WASHINGTON -- House Appropriations Committee Chairman David Obey's late decision not to seek re-election in November sent shock waves through the Democratic leadership here. If any Democrat was assured re-election, the venerable Wisconsin liberal would be at the top of the list. But in a year of the angry voter and a growing list of vulnerable incumbents, the once-untouchable Obey was in danger of being swept out of office by a Republican tidal wave.
Obey, still as feisty and combative as ever at 71, has won 25 straight elections to the House in his 7th Congressional District. But the district has split almost evenly in past presidential elections and the powerful committee baron who shaped the $800-billion stimulus bill faced a younger, more aggressive Republican challenger who has put the seat on the Democrats' endangered list.

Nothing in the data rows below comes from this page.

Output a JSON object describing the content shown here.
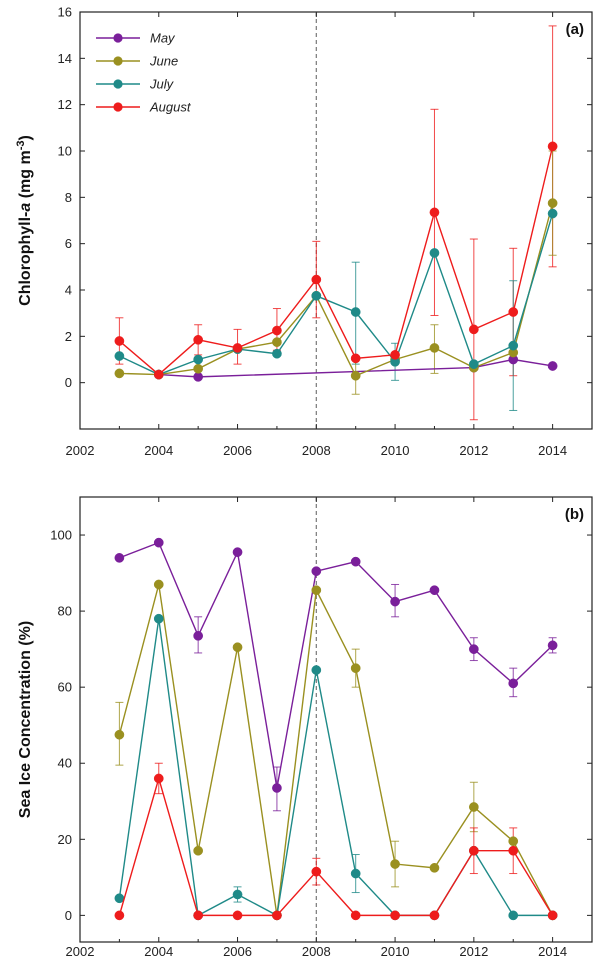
{
  "colors": {
    "May": "#7a1f9a",
    "June": "#9a9020",
    "July": "#1f8a88",
    "August": "#ee1c1c"
  },
  "chart_data": [
    {
      "type": "line",
      "panel_label": "(a)",
      "ylabel_prefix": "Chlorophyll-",
      "ylabel_italic": "a",
      "ylabel_suffix": " (mg m",
      "ylabel_sup": "-3",
      "ylabel_end": ")",
      "xlim": [
        2002,
        2015
      ],
      "ylim": [
        -2,
        16
      ],
      "xticks": [
        2002,
        2004,
        2006,
        2008,
        2010,
        2012,
        2014
      ],
      "yticks": [
        0,
        2,
        4,
        6,
        8,
        10,
        12,
        14,
        16
      ],
      "vline": 2008,
      "legend": [
        "May",
        "June",
        "July",
        "August"
      ],
      "series": [
        {
          "name": "May",
          "points": [
            [
              2004,
              0.35
            ],
            [
              2005,
              0.25
            ],
            [
              2012,
              0.65
            ],
            [
              2013,
              1.0
            ],
            [
              2014,
              0.72
            ]
          ]
        },
        {
          "name": "June",
          "points": [
            [
              2003,
              0.4
            ],
            [
              2004,
              0.35
            ],
            [
              2005,
              0.6
            ],
            [
              2006,
              1.45
            ],
            [
              2007,
              1.75
            ],
            [
              2008,
              3.75
            ],
            [
              2009,
              0.3
            ],
            [
              2010,
              1.0
            ],
            [
              2011,
              1.5
            ],
            [
              2012,
              0.65
            ],
            [
              2013,
              1.3
            ],
            [
              2014,
              7.75
            ]
          ]
        },
        {
          "name": "July",
          "points": [
            [
              2003,
              1.15
            ],
            [
              2004,
              0.35
            ],
            [
              2005,
              1.0
            ],
            [
              2006,
              1.45
            ],
            [
              2007,
              1.25
            ],
            [
              2008,
              3.75
            ],
            [
              2009,
              3.05
            ],
            [
              2010,
              0.9
            ],
            [
              2011,
              5.6
            ],
            [
              2012,
              0.8
            ],
            [
              2013,
              1.6
            ],
            [
              2014,
              7.3
            ]
          ]
        },
        {
          "name": "August",
          "points": [
            [
              2003,
              1.8
            ],
            [
              2004,
              0.35
            ],
            [
              2005,
              1.85
            ],
            [
              2006,
              1.5
            ],
            [
              2007,
              2.25
            ],
            [
              2008,
              4.45
            ],
            [
              2009,
              1.05
            ],
            [
              2010,
              1.2
            ],
            [
              2011,
              7.35
            ],
            [
              2012,
              2.3
            ],
            [
              2013,
              3.05
            ],
            [
              2014,
              10.2
            ]
          ]
        }
      ],
      "errorbars": [
        {
          "name": "August",
          "x": 2003,
          "low": 0.8,
          "high": 2.8
        },
        {
          "name": "August",
          "x": 2005,
          "low": 1.2,
          "high": 2.5
        },
        {
          "name": "August",
          "x": 2006,
          "low": 0.8,
          "high": 2.3
        },
        {
          "name": "August",
          "x": 2007,
          "low": 1.4,
          "high": 3.2
        },
        {
          "name": "August",
          "x": 2008,
          "low": 2.8,
          "high": 6.1
        },
        {
          "name": "July",
          "x": 2009,
          "low": 0.8,
          "high": 5.2
        },
        {
          "name": "June",
          "x": 2009,
          "low": -0.5,
          "high": 1.0
        },
        {
          "name": "July",
          "x": 2010,
          "low": 0.1,
          "high": 1.7
        },
        {
          "name": "August",
          "x": 2011,
          "low": 2.9,
          "high": 11.8
        },
        {
          "name": "June",
          "x": 2011,
          "low": 0.4,
          "high": 2.5
        },
        {
          "name": "August",
          "x": 2012,
          "low": -1.6,
          "high": 6.2
        },
        {
          "name": "August",
          "x": 2013,
          "low": 0.3,
          "high": 5.8
        },
        {
          "name": "July",
          "x": 2013,
          "low": -1.2,
          "high": 4.4
        },
        {
          "name": "August",
          "x": 2014,
          "low": 5.0,
          "high": 15.4
        },
        {
          "name": "June",
          "x": 2014,
          "low": 5.5,
          "high": 10.0
        }
      ]
    },
    {
      "type": "line",
      "panel_label": "(b)",
      "ylabel": "Sea Ice Concentration (%)",
      "xlim": [
        2002,
        2015
      ],
      "ylim": [
        -7,
        110
      ],
      "xticks": [
        2002,
        2004,
        2006,
        2008,
        2010,
        2012,
        2014
      ],
      "yticks": [
        0,
        20,
        40,
        60,
        80,
        100
      ],
      "vline": 2008,
      "series": [
        {
          "name": "May",
          "points": [
            [
              2003,
              94
            ],
            [
              2004,
              98
            ],
            [
              2005,
              73.5
            ],
            [
              2006,
              95.5
            ],
            [
              2007,
              33.5
            ],
            [
              2008,
              90.5
            ],
            [
              2009,
              93
            ],
            [
              2010,
              82.5
            ],
            [
              2011,
              85.5
            ],
            [
              2012,
              70
            ],
            [
              2013,
              61
            ],
            [
              2014,
              71
            ]
          ]
        },
        {
          "name": "June",
          "points": [
            [
              2003,
              47.5
            ],
            [
              2004,
              87
            ],
            [
              2005,
              17
            ],
            [
              2006,
              70.5
            ],
            [
              2007,
              0
            ],
            [
              2008,
              85.5
            ],
            [
              2009,
              65
            ],
            [
              2010,
              13.5
            ],
            [
              2011,
              12.5
            ],
            [
              2012,
              28.5
            ],
            [
              2013,
              19.5
            ],
            [
              2014,
              0
            ]
          ]
        },
        {
          "name": "July",
          "points": [
            [
              2003,
              4.5
            ],
            [
              2004,
              78
            ],
            [
              2005,
              0
            ],
            [
              2006,
              5.5
            ],
            [
              2007,
              0
            ],
            [
              2008,
              64.5
            ],
            [
              2009,
              11
            ],
            [
              2010,
              0
            ],
            [
              2011,
              0
            ],
            [
              2012,
              17
            ],
            [
              2013,
              0
            ],
            [
              2014,
              0
            ]
          ]
        },
        {
          "name": "August",
          "points": [
            [
              2003,
              0
            ],
            [
              2004,
              36
            ],
            [
              2005,
              0
            ],
            [
              2006,
              0
            ],
            [
              2007,
              0
            ],
            [
              2008,
              11.5
            ],
            [
              2009,
              0
            ],
            [
              2010,
              0
            ],
            [
              2011,
              0
            ],
            [
              2012,
              17
            ],
            [
              2013,
              17
            ],
            [
              2014,
              0
            ]
          ]
        }
      ],
      "errorbars": [
        {
          "name": "June",
          "x": 2003,
          "low": 39.5,
          "high": 56
        },
        {
          "name": "August",
          "x": 2004,
          "low": 32,
          "high": 40
        },
        {
          "name": "May",
          "x": 2005,
          "low": 69,
          "high": 78.5
        },
        {
          "name": "July",
          "x": 2006,
          "low": 3.5,
          "high": 7.5
        },
        {
          "name": "May",
          "x": 2007,
          "low": 27.5,
          "high": 39
        },
        {
          "name": "August",
          "x": 2008,
          "low": 8,
          "high": 15
        },
        {
          "name": "June",
          "x": 2009,
          "low": 60,
          "high": 70
        },
        {
          "name": "July",
          "x": 2009,
          "low": 6,
          "high": 16
        },
        {
          "name": "May",
          "x": 2010,
          "low": 78.5,
          "high": 87
        },
        {
          "name": "June",
          "x": 2010,
          "low": 7.5,
          "high": 19.5
        },
        {
          "name": "June",
          "x": 2012,
          "low": 22,
          "high": 35
        },
        {
          "name": "August",
          "x": 2012,
          "low": 11,
          "high": 23
        },
        {
          "name": "May",
          "x": 2012,
          "low": 67,
          "high": 73
        },
        {
          "name": "May",
          "x": 2013,
          "low": 57.5,
          "high": 65
        },
        {
          "name": "August",
          "x": 2013,
          "low": 11,
          "high": 23
        },
        {
          "name": "May",
          "x": 2014,
          "low": 69,
          "high": 73
        }
      ]
    }
  ]
}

Obey is not alone. Republicans have targeted two other veteran Democratic bulls for defeat: House Armed Services Committee Chairman Ike Skelton of Missouri and Budget Committee Chairman John Spratt of South Carolina. Republican insiders tell me that they are broadening their target list to include other Democrats who were once considered safe but whom polls now show to be in trouble.
Obey's decision could trigger other House Democratic departures in the weeks to come. He is the 17th Democrat who is leaving at the end of this year. Until relatively recently, election trackers were putting the GOP's House gains at around 30 seats, 10 shy of taking over the chamber. But now some think a gain of around 40 seats is no longer unthinkable.
Obey insisted he could win re-election, but some think that is just so much bravado. He "thinks the Democrats will lose the House and he doesn't want to go back into the minority. I wonder how many of his colleagues are having similar thoughts right now," wrote The Weekly Standard's John McCormack. Time magazine's Jay Newton-Small is calling this "a troubling sign for House Speaker Nancy Pelosi for whom retention of the House grows more difficult with each retirement."From the beginning of this election cycle, when the party in power historically loses seats in Congress, the Democrats have been in a downward slide. One after another, top office holders have rejected White House pleas to run in key races, concluding that the mood of the voters in the age of Obama has turned strongly against their party. Two off-year gubernatorial Republican victories in Virginia and heavily Democratic New Jersey, followed by the GOP's takeover of Edward Kennedy's seat in Massachusetts, were a warm-up for this year's midterms, when Democrats are expected to lose at least six governorships and easily half a dozen seats in the Senate.
Senate election polls showed Republican challengers leading in Senate contests in Illinois, Delaware, New Hampshire, Indiana, Ohio, Pennsylvania, Missouri, Arkansas and Colorado. And Democratic incumbents were struggling in California and Washington state.
The depth of the Democrats' troubles is especially visible in the battle for retiring Indiana Sen. Evan Bayh's seat. Democratic Rep. Brad Ellsworth's support "remains stuck in the low 30s," according to the latest Rasmussen poll. Former Sen. Dan Coats, who won the GOP primary Tuesday, is drawing 54 percent support, up five points from last month.
Driving Democratic headwinds in Indiana and elsewhere, besides economic woes, is Barack Obama's unpopular health care law. The Rasmussen poll of likely Indiana voters finds 65 percent favor repealing the new law that Ellsworth supported. A mere 29 percent oppose repeal.
Polls show voters planning to vote Republican are much more intense in their views than Democrats. Midterm elections traditionally draw lower turnout than presidential-year elections, and that will be the case this time, too. This is why Democrats and the White House are suddenly turning up the heat on an immigration-reform bill in hopes that it will re-energize minority voters, especially the large Hispanic vote, and boost party turnout. But this defensive political ploy is too clever by half. Anger over a weak, jobless recovery, an unpopular government takeover of the nation's health care system, a monstrous debt that will grow by $1.6 trillion this year alone, and rising taxes are spawning an anti-incumbent wave that now threatens to effectively topple Democratic control of Congress.